What happens? It doesn't work - the drivers update, but the disk still runs at 3700 kb/sec...

Maybe I was doing it wrong (updating the drivers) but the new drivers seemed to be loaded yet the disk was still using non-DMA disk access...

 
At Wednesday, September 20, 2006 2:23:00 PM , Anonymous said...

don't you have the option to enable DMA access in devicemanager? should be in the channel, (not controller) props page.

and does the driver details page show that it is really isntalled ok (check version of relavent files) ie. does it actually install/update, or does it just say it installed.

are you using the setup.exe from intel to install drivers, or are you extracting them and using the update driver option from device manager

LRS.

 
At Wednesday, September 20, 2006 7:21:00 PM , kai said...

No, I don't think the option to enable DMA is there. The problem is that it installs a slightly wrong version of the driver and when it tries to speak DMA to the drive, it has errors. Windows then remembers these errors and degrades the port for good.
There were reports that you could tell Windows (by some registry editing) to put the port back to full speed once it stops erroring, but either I didn't do it properly, or it didn't work for me.

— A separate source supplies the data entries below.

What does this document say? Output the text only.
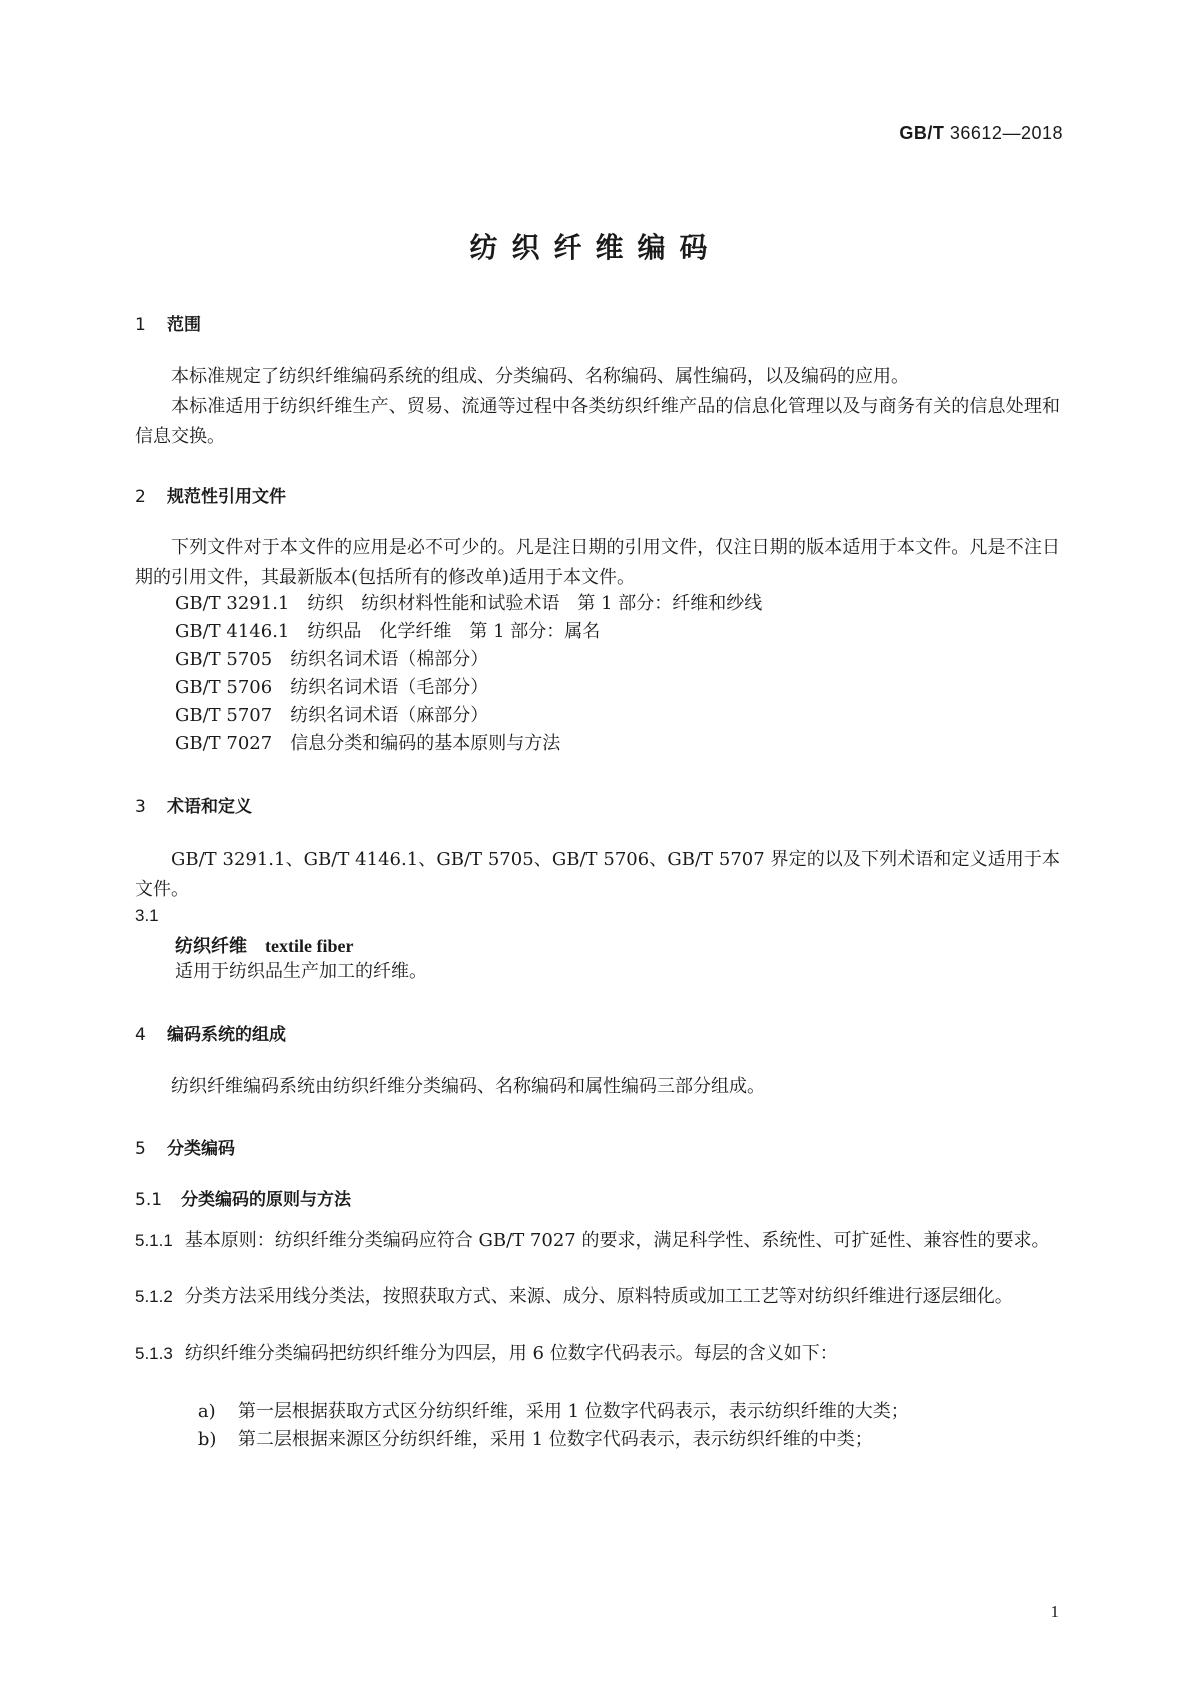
GB/T 36612—2018
纺织纤维编码
1 范围
本标准规定了纺织纤维编码系统的组成、分类编码、名称编码、属性编码，以及编码的应用。
本标准适用于纺织纤维生产、贸易、流通等过程中各类纺织纤维产品的信息化管理以及与商务有关的信息处理和信息交换。
2 规范性引用文件
下列文件对于本文件的应用是必不可少的。凡是注日期的引用文件，仅注日期的版本适用于本文件。凡是不注日期的引用文件，其最新版本(包括所有的修改单)适用于本文件。
GB/T 3291.1　纺织　纺织材料性能和试验术语　第 1 部分：纤维和纱线
GB/T 4146.1　纺织品　化学纤维　第 1 部分：属名
GB/T 5705　纺织名词术语（棉部分）
GB/T 5706　纺织名词术语（毛部分）
GB/T 5707　纺织名词术语（麻部分）
GB/T 7027　信息分类和编码的基本原则与方法
3 术语和定义
GB/T 3291.1、GB/T 4146.1、GB/T 5705、GB/T 5706、GB/T 5707 界定的以及下列术语和定义适用于本文件。
3.1
纺织纤维 textile fiber
适用于纺织品生产加工的纤维。
4 编码系统的组成
纺织纤维编码系统由纺织纤维分类编码、名称编码和属性编码三部分组成。
5 分类编码
5.1 分类编码的原则与方法
5.1.1 基本原则：纺织纤维分类编码应符合 GB/T 7027 的要求，满足科学性、系统性、可扩延性、兼容性的要求。
5.1.2 分类方法采用线分类法，按照获取方式、来源、成分、原料特质或加工工艺等对纺织纤维进行逐层细化。
5.1.3 纺织纤维分类编码把纺织纤维分为四层，用 6 位数字代码表示。每层的含义如下：

a) 第一层根据获取方式区分纺织纤维，采用 1 位数字代码表示，表示纺织纤维的大类；

b) 第二层根据来源区分纺织纤维，采用 1 位数字代码表示，表示纺织纤维的中类；

1
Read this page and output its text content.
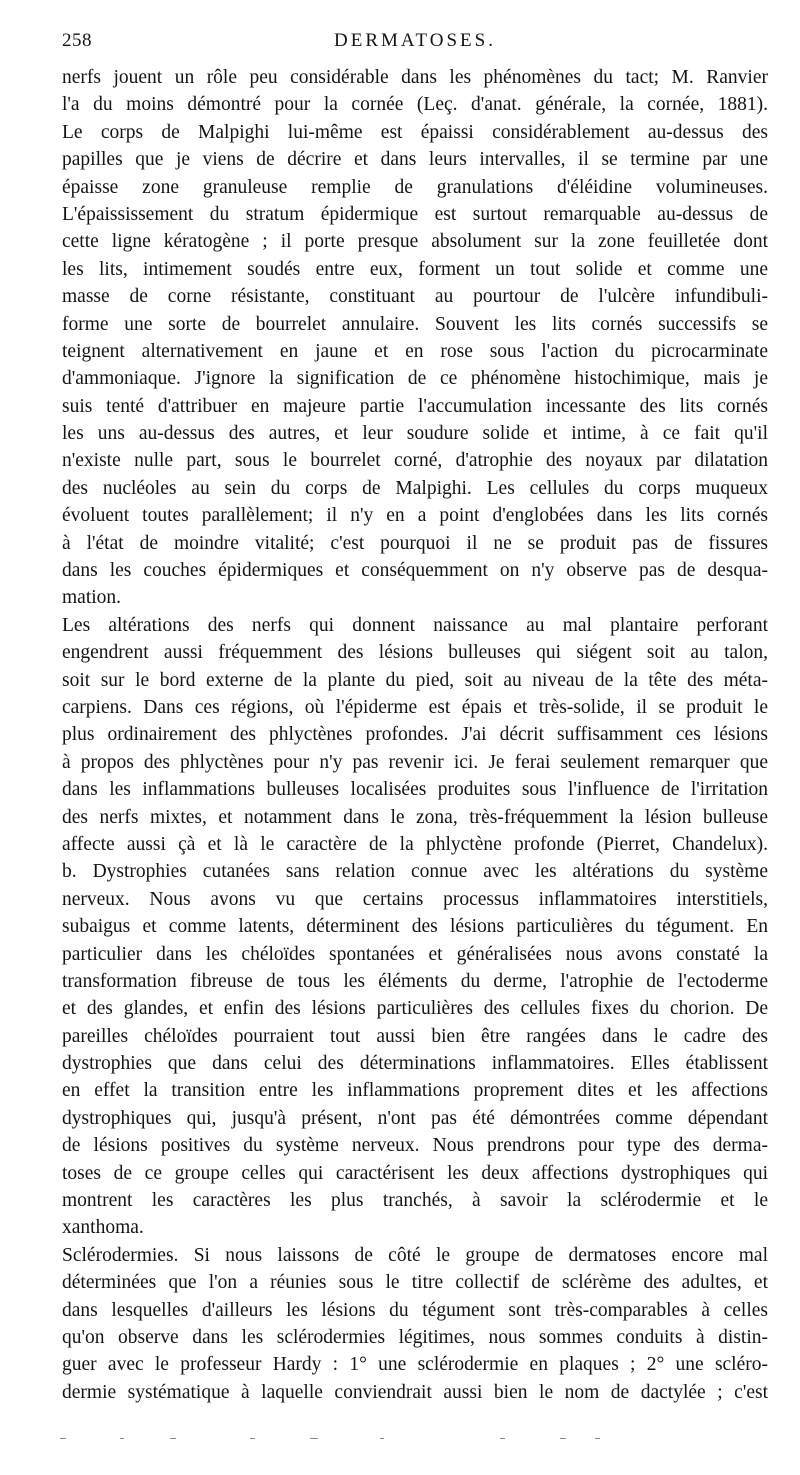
258	DERMATOSES.
nerfs jouent un rôle peu considérable dans les phénomènes du tact; M. Ranvier
l'a du moins démontré pour la cornée (Leç. d'anat. générale, la cornée, 1881).
Le corps de Malpighi lui-même est épaissi considérablement au-dessus des
papilles que je viens de décrire et dans leurs intervalles, il se termine par une
épaisse zone granuleuse remplie de granulations d'éléidine volumineuses.
L'épaississement du stratum épidermique est surtout remarquable au-dessus de
cette ligne kératogène ; il porte presque absolument sur la zone feuilletée dont
les lits, intimement soudés entre eux, forment un tout solide et comme une
masse de corne résistante, constituant au pourtour de l'ulcère infundibuli-
forme une sorte de bourrelet annulaire. Souvent les lits cornés successifs se
teignent alternativement en jaune et en rose sous l'action du picrocarminate
d'ammoniaque. J'ignore la signification de ce phénomène histochimique, mais je
suis tenté d'attribuer en majeure partie l'accumulation incessante des lits cornés
les uns au-dessus des autres, et leur soudure solide et intime, à ce fait qu'il
n'existe nulle part, sous le bourrelet corné, d'atrophie des noyaux par dilatation
des nucléoles au sein du corps de Malpighi. Les cellules du corps muqueux
évoluent toutes parallèlement; il n'y en a point d'englobées dans les lits cornés
à l'état de moindre vitalité; c'est pourquoi il ne se produit pas de fissures
dans les couches épidermiques et conséquemment on n'y observe pas de desqua-
mation.
Les altérations des nerfs qui donnent naissance au mal plantaire perforant
engendrent aussi fréquemment des lésions bulleuses qui siégent soit au talon,
soit sur le bord externe de la plante du pied, soit au niveau de la tête des méta-
carpiens. Dans ces régions, où l'épiderme est épais et très-solide, il se produit le
plus ordinairement des phlyctènes profondes. J'ai décrit suffisamment ces lésions
à propos des phlyctènes pour n'y pas revenir ici. Je ferai seulement remarquer que
dans les inflammations bulleuses localisées produites sous l'influence de l'irritation
des nerfs mixtes, et notamment dans le zona, très-fréquemment la lésion bulleuse
affecte aussi çà et là le caractère de la phlyctène profonde (Pierret, Chandelux).
b. Dystrophies cutanées sans relation connue avec les altérations du système
nerveux. Nous avons vu que certains processus inflammatoires interstitiels,
subaigus et comme latents, déterminent des lésions particulières du tégument. En
particulier dans les chéloïdes spontanées et généralisées nous avons constaté la
transformation fibreuse de tous les éléments du derme, l'atrophie de l'ectoderme
et des glandes, et enfin des lésions particulières des cellules fixes du chorion. De
pareilles chéloïdes pourraient tout aussi bien être rangées dans le cadre des
dystrophies que dans celui des déterminations inflammatoires. Elles établissent
en effet la transition entre les inflammations proprement dites et les affections
dystrophiques qui, jusqu'à présent, n'ont pas été démontrées comme dépendant
de lésions positives du système nerveux. Nous prendrons pour type des derma-
toses de ce groupe celles qui caractérisent les deux affections dystrophiques qui
montrent les caractères les plus tranchés, à savoir la sclérodermie et le
xanthoma.
Sclérodermies. Si nous laissons de côté le groupe de dermatoses encore mal
déterminées que l'on a réunies sous le titre collectif de sclérème des adultes, et
dans lesquelles d'ailleurs les lésions du tégument sont très-comparables à celles
qu'on observe dans les sclérodermies légitimes, nous sommes conduits à distin-
guer avec le professeur Hardy : 1° une sclérodermie en plaques ; 2° une scléro-
dermie systématique à laquelle conviendrait aussi bien le nom de dactylée ; c'est
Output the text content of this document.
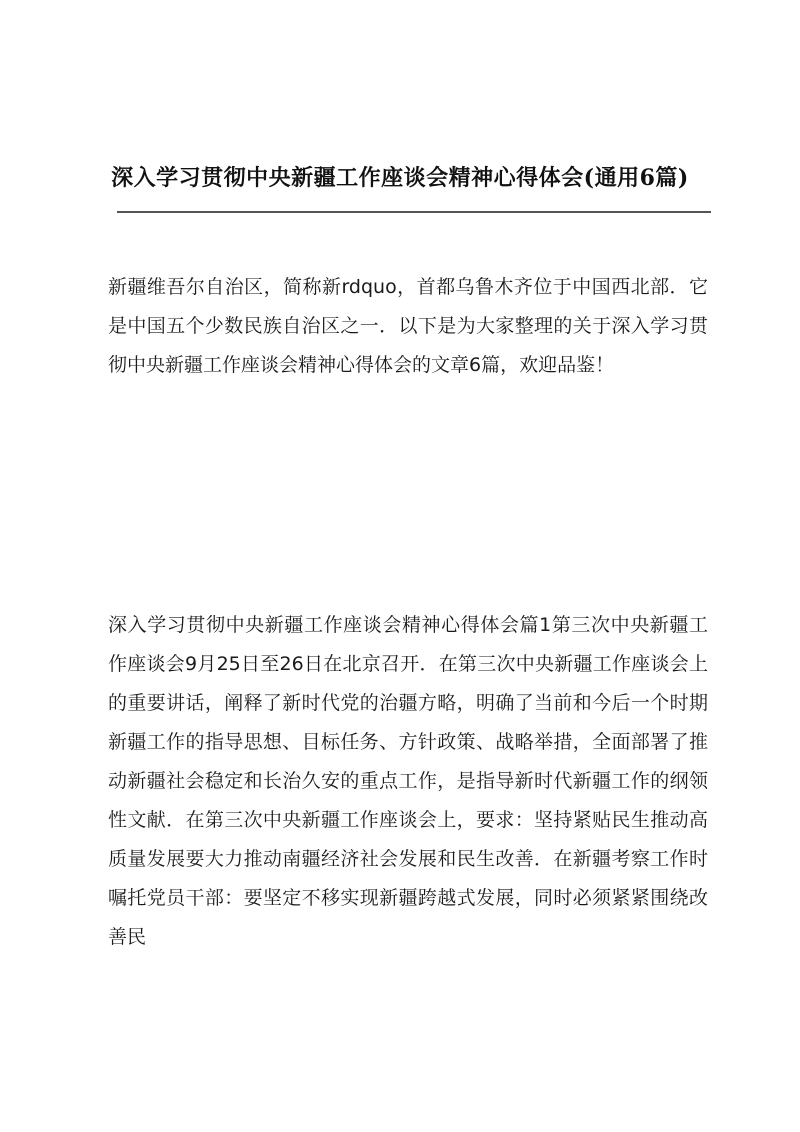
深入学习贯彻中央新疆工作座谈会精神心得体会(通用6篇)

新疆维吾尔自治区，简称新rdquo，首都乌鲁木齐位于中国西北部．它是中国五个少数民族自治区之一．以下是为大家整理的关于深入学习贯彻中央新疆工作座谈会精神心得体会的文章6篇，欢迎品鉴！

深入学习贯彻中央新疆工作座谈会精神心得体会篇1第三次中央新疆工作座谈会9月25日至26日在北京召开．在第三次中央新疆工作座谈会上的重要讲话，阐释了新时代党的治疆方略，明确了当前和今后一个时期新疆工作的指导思想、目标任务、方针政策、战略举措，全面部署了推动新疆社会稳定和长治久安的重点工作，是指导新时代新疆工作的纲领性文献．在第三次中央新疆工作座谈会上，要求：坚持紧贴民生推动高质量发展要大力推动南疆经济社会发展和民生改善．在新疆考察工作时嘱托党员干部：要坚定不移实现新疆跨越式发展，同时必须紧紧围绕改善民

Once I'd slipstreamed the updated driver onto the install CD, it worked perfectly and I haven't had the chance to go back into the old system and see what it's done differently...

 
At Wednesday, October 11, 2006 8:35:00 PM , Anonymous said...

All solved by the recent Firmware update?

Some people have the impression that it still doesn't quite give the performance that this chipset and suitable drives should provide.

But as I understand it, the firmware update enables the use of DMA transfers and therefore it is more or less an all oor all off kinda affair.

How have you faired with the firmware update and does it give the same or lower transfer speeds?